Makna dari sesuatu berasal
dari cara-cara orang atau aktor bertindak terhadap sesuatu dengan memilih,
memeriksa, berpikir, mengelompokkan dan mentransformasikan situasi di mana dia
ditempatkan dan arah tindakannya.
Perubahan Sosial
Setiap masyarakat pasti mengalami
perubahan-perubahan sesuai dengan dimensi ruang dan waktu. Perubahan itu bisa
dalam arti sempit , luas, cepat atau lambat. Perubahan dalam masyarakat pada
prinsipnya merupakan proses terus-menerus untuk menuju masyarakat maju atau
berkembang, pada perubahan sosial maupun perubahan kebudayaan.
Menurut Moore dalam karya
Lauer, perubahan sosial didefinisikan sebagai perubahan penting dalam struktur
sosial . Yang
dimaksud struktur sosial adalah pola-pola perilaku dan interaksi sosial.
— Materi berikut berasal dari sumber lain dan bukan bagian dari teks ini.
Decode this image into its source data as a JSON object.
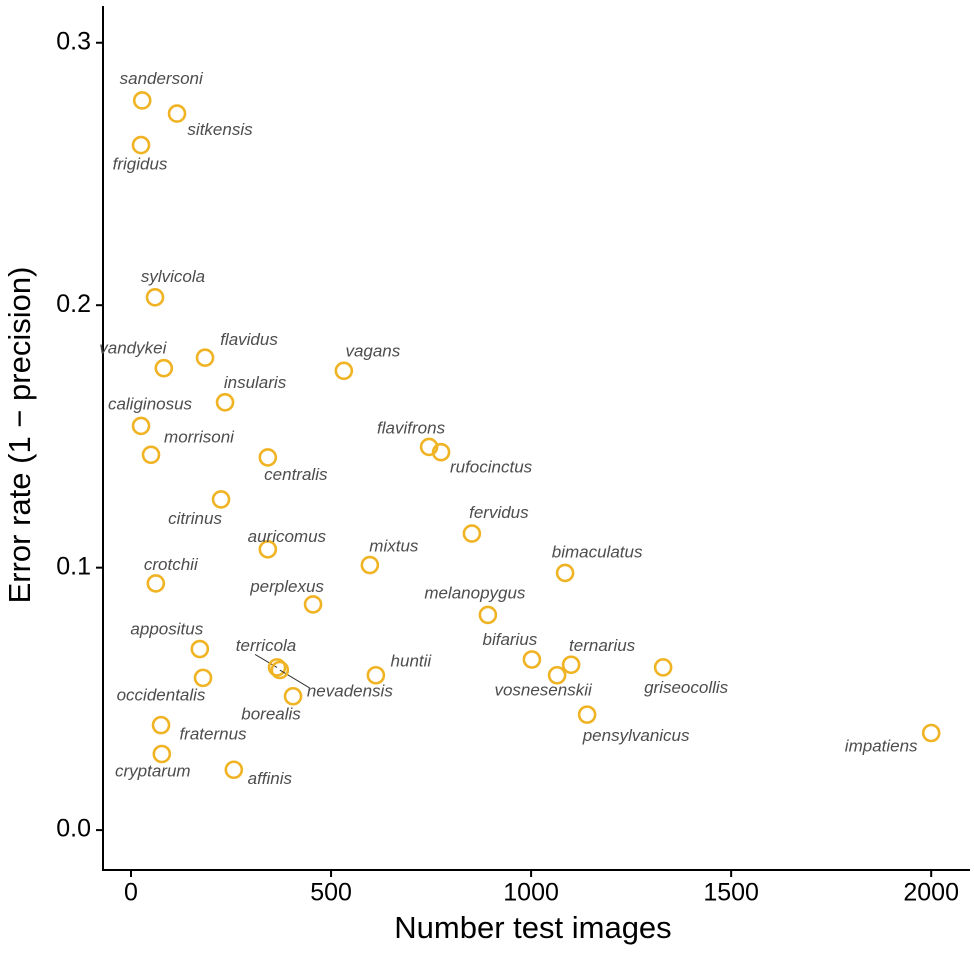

Perubahan sosial mencakup seluruh aspek kehidupan sosial, karena seluruh aspek
kehidupan sosial itu terus menerus berubah, hanya tingkat perubahannya yang
berbeda.
Himes dan More mengemukakan tiga dimensi perubahan sosial :
(1) Dimensi structural dari
perubahan sosial mengacu kepada perubahan dalam bentuk struktur masyarakat
menyangkut perubahan peran, munculnya peranan baru, perubahan dalam struktur
kelas sosial dan perubahan dalam lembaga sosial;
(2) Perubahan sosial dalam
dimensi cultural mengacu kepada perubahan kebudayaan dalam masyarakat seperti
adanya penemuan dalam berpikir (ilmu pengetahuan), pembaharuan hasil teknologi,
kontak dengan kebudayaan lain yang menyebabkan terjadinya difusi dan peminjaman
kebudayaan;
(3) Perubahan sosial dalam
dimensi interaksional mengacu kepada perubahan hubungan sosial dalam masyarakat
yang berkenaan dengan perubahan dalam frekuensi, jarak sosial, saluran,
aturan-aturan atau pola-pola dan bentuk hubungan.
Konsep
Nilai
Batasan
nilai bisa mengacu pada berbagai hal seperti minat, kesukaan, pilihan, tugas,
kewajiban agama, kebutuhan, keamanan, hasrat, keengganan, daya tarik, dan
hal-hal lain yang berhubungan dengan perasaan dari orientasi seleksinya
(Pepper, dalam Sulaeman, 1998). Rumusan di atas apabila diperluas meliputi
seluruh perkem-bangan dan kemungkinan unsur-unsur nilai, perilaku yang sempit
diperoleh dari bidang keahlian tertentu, seperti dari satu disiplin kajian
ilmu. Di bagian lain, Pepper mengatakan bahwa nilai adalah segala sesuatu
tentang yang baik atau yang buruk. Sementara itu, Perry (dalam Sulaeman, 1998)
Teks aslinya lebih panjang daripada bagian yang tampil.